There was another title Ashley Cole might have borrowed from Graham Greene. It was The End of the Affair. But then that was about fractured love rather than greed, and there is not much evidence that the author of My Defence is aware of the difference.

Pardew takes brave stand but club must come clean

There are few limits here on the admiration for the work of Alan Pardew (right) at West Ham United. He was a nomination for manager of the year last season after surviving so impressively in the big league and coaxing his team to a brilliant contribution to an unforgettable FA Cup final.

But then when he declares his determination to protect the identity and the integrity of his famous and deeply respected club, you have to suspect he may one day regret such an undertaking. It is, after all, one which can only be based on transparency, and until his club reveal to their following the precise nature of the contracts that brought Carlos Tevez and Javier Mascherano to Upton Park, Pardew will have to live with a degree of scepticism on the terraces.

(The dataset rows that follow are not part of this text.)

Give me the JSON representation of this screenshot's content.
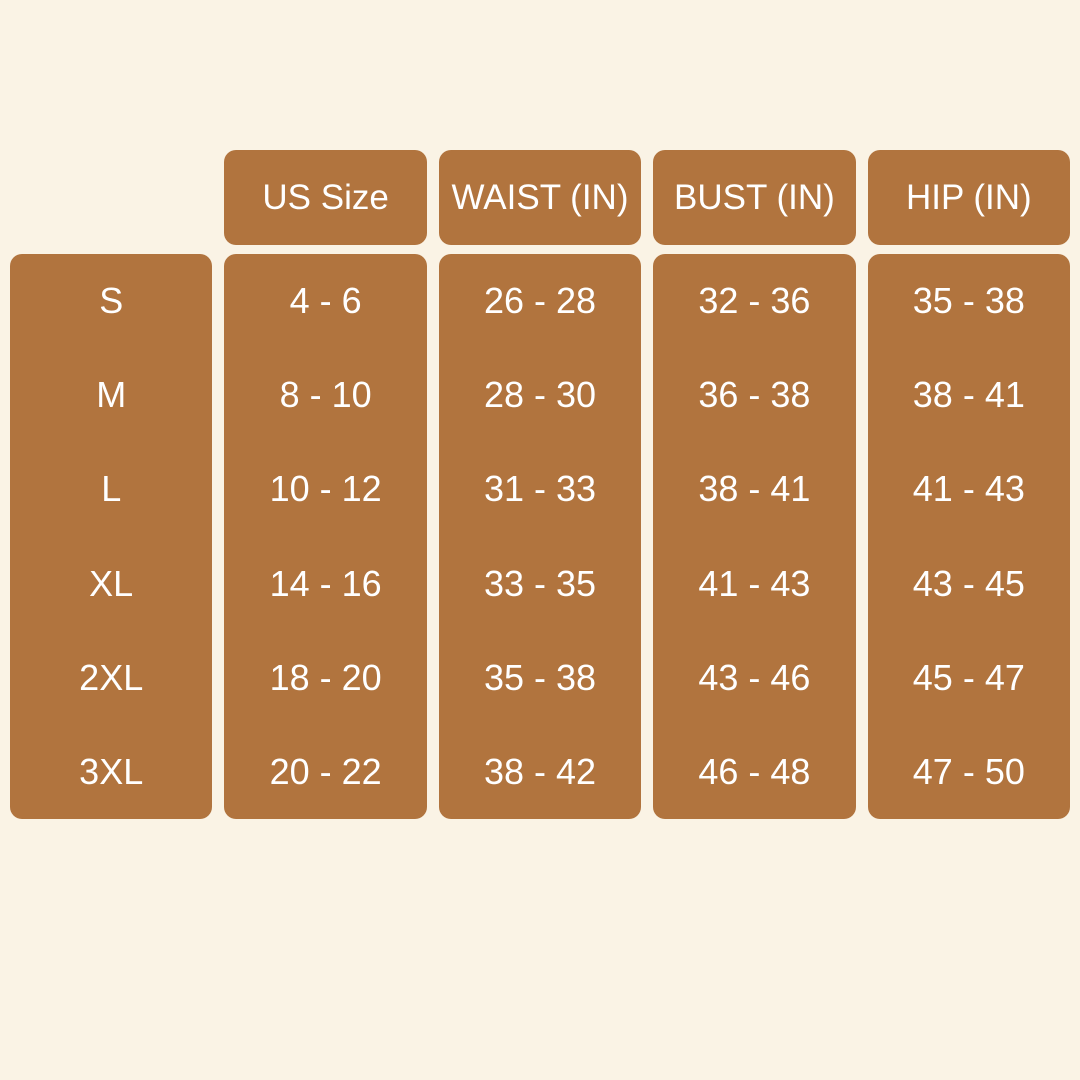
{
  "colors": {
    "background": "#faf3e5",
    "cell_fill": "#b1743e",
    "cell_text": "#ffffff"
  },
  "chart_data": {
    "type": "table",
    "columns": [
      "",
      "US Size",
      "WAIST (IN)",
      "BUST (IN)",
      "HIP (IN)"
    ],
    "rows": [
      [
        "S",
        "4 - 6",
        "26 - 28",
        "32 - 36",
        "35 - 38"
      ],
      [
        "M",
        "8 - 10",
        "28 - 30",
        "36 - 38",
        "38 - 41"
      ],
      [
        "L",
        "10 - 12",
        "31 - 33",
        "38 - 41",
        "41 - 43"
      ],
      [
        "XL",
        "14 - 16",
        "33 - 35",
        "41 - 43",
        "43 - 45"
      ],
      [
        "2XL",
        "18 - 20",
        "35 - 38",
        "43 - 46",
        "45 - 47"
      ],
      [
        "3XL",
        "20 - 22",
        "38 - 42",
        "46 - 48",
        "47 - 50"
      ]
    ],
    "layout": {
      "grid": false,
      "header_row_on_columns": [
        "US Size",
        "WAIST (IN)",
        "BUST (IN)",
        "HIP (IN)"
      ],
      "first_column_has_no_header": true
    }
  }
}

It is the same story in almost every corner of today's football, but Pardew is the only manager I know who has put his head over the parapet to say that he will make a real difference. It is a brave, some would say foolhardy undertaking, when the fear must be that the damage has already been done.

Federer joins Woods in history fight worthy of Ali

The warm collision of Roger Federer and Tiger Woods at Flushing Meadows on Sunday night carried, in its inevitability, a certain echo of Livingstone and Stanley. These are, after all, men who have explored the limits of their particular ambitions with unfaltering brilliance and character.

Most impressive of all is their understanding of the challenge they have faced. It is not merely to be the best of their day, but of the ages. Federer's beautifully pitched defeat of a fired-up Andy Roddick for a third straight US Open unquestionably puts him on the same level as Woods as he pursues Jack Nicklaus' record mark of major titles.

Less extrovert than the unique Muhammad Ali, they certainly share his conviction that anything can be achieved if you have enough nerve and courage and talent.

Hugh McIlvanney, who charted the career of Ali so eloquently and has elected himself among the warmest admirers of Federer and Woods, once wrote that the great fighter "dreamed himself anew each morning" and then fought with everything he had to inhabit the dream. His conclusion was confirmed by Ali's trainer, Angelo Dundee, who said: "Every time he gets off the stool he thinks it's an Oscar."

It's plain now that Federer has joined Woods in that same lust for the red carpet.